So, what is going on with these identity dumpers and, more importantly, what do these people think about equality, constitutional futures and border polls?

There is an undoubted fact about those who come from Protestant backgrounds, irrespective if they are pro-EU or anti-EU, unionist or not, voters or non-voters, straight or gay, Bible-infused or secular, conservative or liberal, which is this: the vast majority, around 88%, remain, despite the bedlam of Brexit, supportive of staying within the UK. Moreover, nearly one in five Catholics also remains sympathetic to that position.

In fact, among those with a Catholic community background the growth has not been for unification, but for higher rates of indecision.

We may be getting closer, but we have not come close to what the conditions are for the calling a border poll. Such a poll has to be called on evidence and not conjecture. Leo Varadkar, I assume, knows that, as does the Secretary of State.

So why has the train of Irish unification not added extra carriages to accommodate more passengers?

Brexit and the perniciousness of rights erosion, potential border rebuilding and the chaos of all else has, it seems, not driven unequivocal levels of support for Irish unification.

It may be that those who support Irish unification are using a language that is more wishful than explanatory.

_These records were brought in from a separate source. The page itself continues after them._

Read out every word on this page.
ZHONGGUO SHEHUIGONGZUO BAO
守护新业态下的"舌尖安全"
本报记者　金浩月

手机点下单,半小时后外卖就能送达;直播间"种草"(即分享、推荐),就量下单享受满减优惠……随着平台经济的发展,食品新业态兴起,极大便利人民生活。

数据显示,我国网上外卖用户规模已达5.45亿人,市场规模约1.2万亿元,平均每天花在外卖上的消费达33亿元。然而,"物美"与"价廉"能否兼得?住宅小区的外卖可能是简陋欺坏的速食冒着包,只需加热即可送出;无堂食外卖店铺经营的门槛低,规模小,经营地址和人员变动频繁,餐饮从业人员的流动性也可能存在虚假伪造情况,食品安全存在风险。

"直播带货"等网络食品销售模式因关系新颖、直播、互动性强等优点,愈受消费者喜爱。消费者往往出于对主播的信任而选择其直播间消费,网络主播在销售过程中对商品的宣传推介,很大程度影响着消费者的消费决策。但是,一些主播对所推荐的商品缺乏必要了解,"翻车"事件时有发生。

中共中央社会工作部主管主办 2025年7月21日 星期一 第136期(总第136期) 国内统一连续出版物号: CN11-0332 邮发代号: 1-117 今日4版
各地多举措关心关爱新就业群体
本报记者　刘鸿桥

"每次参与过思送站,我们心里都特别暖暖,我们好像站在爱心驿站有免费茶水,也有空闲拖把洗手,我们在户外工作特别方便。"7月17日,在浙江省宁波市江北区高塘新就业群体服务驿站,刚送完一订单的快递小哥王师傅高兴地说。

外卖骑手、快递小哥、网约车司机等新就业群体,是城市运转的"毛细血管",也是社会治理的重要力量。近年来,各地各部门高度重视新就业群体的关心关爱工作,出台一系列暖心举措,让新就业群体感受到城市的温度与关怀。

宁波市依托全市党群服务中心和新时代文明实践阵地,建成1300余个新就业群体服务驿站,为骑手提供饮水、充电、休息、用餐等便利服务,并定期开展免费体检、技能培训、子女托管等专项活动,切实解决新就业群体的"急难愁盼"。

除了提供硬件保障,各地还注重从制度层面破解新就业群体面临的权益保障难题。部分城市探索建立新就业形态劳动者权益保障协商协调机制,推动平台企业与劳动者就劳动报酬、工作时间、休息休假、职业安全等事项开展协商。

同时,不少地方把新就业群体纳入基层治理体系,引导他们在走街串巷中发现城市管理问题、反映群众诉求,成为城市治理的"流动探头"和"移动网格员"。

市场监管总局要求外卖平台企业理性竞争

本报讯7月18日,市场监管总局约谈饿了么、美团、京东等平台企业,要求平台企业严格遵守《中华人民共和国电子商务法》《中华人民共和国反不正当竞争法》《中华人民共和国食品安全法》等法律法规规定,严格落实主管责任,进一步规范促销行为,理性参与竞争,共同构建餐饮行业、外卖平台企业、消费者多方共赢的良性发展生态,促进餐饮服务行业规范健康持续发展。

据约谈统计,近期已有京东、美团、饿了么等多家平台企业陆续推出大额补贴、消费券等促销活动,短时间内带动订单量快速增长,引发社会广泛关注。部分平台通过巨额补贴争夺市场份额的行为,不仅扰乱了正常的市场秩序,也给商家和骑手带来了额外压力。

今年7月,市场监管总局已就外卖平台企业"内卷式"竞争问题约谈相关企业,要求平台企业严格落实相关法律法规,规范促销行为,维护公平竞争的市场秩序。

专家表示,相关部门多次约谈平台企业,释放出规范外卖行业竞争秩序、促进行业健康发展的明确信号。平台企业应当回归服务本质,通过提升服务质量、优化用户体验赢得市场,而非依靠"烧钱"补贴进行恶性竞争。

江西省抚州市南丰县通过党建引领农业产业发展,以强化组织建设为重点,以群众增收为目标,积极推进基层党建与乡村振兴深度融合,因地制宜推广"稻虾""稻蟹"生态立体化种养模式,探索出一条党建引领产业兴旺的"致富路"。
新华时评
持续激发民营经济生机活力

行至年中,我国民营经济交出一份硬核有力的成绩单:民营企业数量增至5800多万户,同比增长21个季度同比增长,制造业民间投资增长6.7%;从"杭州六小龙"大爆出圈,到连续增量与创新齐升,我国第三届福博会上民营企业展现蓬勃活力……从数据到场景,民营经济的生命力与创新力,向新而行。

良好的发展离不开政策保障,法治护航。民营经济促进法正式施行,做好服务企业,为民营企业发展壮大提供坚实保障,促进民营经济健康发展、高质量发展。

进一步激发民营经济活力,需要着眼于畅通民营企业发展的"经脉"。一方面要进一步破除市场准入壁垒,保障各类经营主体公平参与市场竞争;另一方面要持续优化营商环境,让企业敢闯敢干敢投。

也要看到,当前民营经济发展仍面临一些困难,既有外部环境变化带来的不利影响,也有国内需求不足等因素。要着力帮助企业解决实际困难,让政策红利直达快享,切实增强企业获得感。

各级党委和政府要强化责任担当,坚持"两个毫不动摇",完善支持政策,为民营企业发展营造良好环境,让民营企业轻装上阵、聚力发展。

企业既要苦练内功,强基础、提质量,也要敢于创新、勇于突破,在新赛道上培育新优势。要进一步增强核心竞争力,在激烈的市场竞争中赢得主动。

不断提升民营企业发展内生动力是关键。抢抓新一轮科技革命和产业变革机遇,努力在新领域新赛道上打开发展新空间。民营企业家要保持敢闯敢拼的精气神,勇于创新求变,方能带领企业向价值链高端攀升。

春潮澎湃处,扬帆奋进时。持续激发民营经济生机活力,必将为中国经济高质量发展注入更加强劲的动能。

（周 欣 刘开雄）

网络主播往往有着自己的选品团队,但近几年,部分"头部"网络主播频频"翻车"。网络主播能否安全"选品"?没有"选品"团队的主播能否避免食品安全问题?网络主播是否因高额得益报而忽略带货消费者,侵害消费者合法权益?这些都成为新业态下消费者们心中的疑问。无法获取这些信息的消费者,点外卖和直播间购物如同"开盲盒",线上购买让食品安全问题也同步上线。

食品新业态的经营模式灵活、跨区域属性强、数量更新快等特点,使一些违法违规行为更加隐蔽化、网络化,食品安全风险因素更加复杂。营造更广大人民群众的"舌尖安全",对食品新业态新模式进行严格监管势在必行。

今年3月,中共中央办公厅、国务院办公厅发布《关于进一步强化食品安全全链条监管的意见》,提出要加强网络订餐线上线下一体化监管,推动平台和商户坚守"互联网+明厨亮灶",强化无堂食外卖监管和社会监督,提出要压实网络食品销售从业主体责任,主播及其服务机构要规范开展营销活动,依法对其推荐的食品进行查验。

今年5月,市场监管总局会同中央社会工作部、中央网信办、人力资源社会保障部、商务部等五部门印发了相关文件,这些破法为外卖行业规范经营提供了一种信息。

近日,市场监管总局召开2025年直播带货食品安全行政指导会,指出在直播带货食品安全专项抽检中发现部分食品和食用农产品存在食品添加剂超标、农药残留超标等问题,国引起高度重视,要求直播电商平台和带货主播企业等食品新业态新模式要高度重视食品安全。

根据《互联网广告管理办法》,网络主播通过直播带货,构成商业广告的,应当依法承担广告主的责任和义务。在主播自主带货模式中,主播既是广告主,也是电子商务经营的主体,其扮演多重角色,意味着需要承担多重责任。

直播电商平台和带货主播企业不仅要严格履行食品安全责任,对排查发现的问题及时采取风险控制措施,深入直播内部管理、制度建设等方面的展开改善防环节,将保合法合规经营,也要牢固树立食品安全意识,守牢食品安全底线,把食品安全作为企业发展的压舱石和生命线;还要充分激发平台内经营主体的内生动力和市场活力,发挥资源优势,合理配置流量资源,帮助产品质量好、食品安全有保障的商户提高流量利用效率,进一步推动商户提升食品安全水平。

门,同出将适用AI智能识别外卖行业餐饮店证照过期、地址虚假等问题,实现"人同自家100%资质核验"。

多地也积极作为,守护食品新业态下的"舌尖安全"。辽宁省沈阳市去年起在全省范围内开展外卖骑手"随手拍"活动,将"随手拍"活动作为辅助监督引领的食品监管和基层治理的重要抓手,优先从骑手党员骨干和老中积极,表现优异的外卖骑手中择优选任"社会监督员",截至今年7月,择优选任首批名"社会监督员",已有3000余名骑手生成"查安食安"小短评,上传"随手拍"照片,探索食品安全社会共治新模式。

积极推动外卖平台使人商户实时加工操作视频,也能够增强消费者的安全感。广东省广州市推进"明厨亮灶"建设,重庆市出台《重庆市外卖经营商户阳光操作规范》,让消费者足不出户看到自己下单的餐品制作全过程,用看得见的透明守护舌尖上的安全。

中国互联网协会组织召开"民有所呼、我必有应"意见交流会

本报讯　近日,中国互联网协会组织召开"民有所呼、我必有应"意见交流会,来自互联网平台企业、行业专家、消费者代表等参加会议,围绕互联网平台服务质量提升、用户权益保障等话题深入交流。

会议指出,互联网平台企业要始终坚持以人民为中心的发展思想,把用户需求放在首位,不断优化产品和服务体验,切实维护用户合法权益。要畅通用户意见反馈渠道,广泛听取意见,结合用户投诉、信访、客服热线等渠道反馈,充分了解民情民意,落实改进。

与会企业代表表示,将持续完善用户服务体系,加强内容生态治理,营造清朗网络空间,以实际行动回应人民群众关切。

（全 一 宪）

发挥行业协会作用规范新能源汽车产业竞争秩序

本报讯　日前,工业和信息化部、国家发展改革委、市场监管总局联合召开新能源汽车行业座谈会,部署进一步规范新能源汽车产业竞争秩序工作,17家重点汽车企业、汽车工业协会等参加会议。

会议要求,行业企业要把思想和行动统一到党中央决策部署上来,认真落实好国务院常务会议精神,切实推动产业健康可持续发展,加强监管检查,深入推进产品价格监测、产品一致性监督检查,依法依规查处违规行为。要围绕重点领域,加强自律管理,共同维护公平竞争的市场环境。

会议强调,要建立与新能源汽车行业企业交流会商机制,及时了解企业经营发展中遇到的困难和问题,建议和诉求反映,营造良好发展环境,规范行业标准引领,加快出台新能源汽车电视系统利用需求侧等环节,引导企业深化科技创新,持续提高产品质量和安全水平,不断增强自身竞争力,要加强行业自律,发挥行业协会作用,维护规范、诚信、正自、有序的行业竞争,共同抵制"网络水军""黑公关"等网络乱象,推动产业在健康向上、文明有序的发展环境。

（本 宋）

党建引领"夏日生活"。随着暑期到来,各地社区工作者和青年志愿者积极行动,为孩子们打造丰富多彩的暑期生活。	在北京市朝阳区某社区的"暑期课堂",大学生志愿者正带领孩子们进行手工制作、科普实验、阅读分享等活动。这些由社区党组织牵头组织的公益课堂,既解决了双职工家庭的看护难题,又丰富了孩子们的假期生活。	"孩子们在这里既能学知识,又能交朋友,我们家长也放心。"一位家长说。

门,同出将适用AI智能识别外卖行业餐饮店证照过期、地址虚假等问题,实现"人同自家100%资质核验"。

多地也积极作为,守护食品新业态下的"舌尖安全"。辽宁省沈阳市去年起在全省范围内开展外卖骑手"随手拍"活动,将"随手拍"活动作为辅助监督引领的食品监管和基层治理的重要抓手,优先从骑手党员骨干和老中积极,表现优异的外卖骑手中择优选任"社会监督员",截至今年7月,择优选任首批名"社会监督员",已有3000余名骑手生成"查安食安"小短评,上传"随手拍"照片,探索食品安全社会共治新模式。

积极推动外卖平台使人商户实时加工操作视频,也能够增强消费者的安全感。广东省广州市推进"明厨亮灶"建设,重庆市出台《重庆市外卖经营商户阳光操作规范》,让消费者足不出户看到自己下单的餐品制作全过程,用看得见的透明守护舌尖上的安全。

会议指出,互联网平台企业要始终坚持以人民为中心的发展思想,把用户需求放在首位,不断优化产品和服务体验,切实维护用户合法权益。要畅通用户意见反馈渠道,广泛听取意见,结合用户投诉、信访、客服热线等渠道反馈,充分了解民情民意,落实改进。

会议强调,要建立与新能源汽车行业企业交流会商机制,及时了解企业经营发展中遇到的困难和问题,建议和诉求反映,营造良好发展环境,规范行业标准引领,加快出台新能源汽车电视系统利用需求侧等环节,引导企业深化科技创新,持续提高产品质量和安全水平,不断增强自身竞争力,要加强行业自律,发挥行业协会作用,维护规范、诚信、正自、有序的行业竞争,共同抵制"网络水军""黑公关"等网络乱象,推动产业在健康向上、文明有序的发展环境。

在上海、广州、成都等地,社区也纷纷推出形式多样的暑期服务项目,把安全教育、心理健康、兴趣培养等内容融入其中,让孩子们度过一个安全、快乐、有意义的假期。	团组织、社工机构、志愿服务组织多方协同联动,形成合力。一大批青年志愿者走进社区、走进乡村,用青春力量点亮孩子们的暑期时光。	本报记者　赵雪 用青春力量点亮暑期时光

Potentially, there has been too much emphasis upon telling pro-Union people that they will be respected within a united Ireland with less effort in selling unification to a very significant swathe of Catholics.

However, political unionism cannot hope that indecision for unification among Catholics remains. They, too, need to re-tune to ensure that all who live here enjoy an inclusive cultural, economic and social life. Neither, as Paul Brady reminds us, in his song The Island, can we continue to "carve tomorrow from a tombstone".

I have no desire to poke either in the eye, or to undermine their electoral legitimacy, but we all, every one of us, have to develop evidence-based approaches when discussing the future.

Surely, our political leaders must understand that the need to build a green economy, protect the NHS and deliver decent levels of education has to be more important than the wearisome tirades over yesteryear.

Hopefully they also now realise that the electorate is increasingly diverse and, especially among younger sections, more are fed-up with stale and repetitive conflictual politics.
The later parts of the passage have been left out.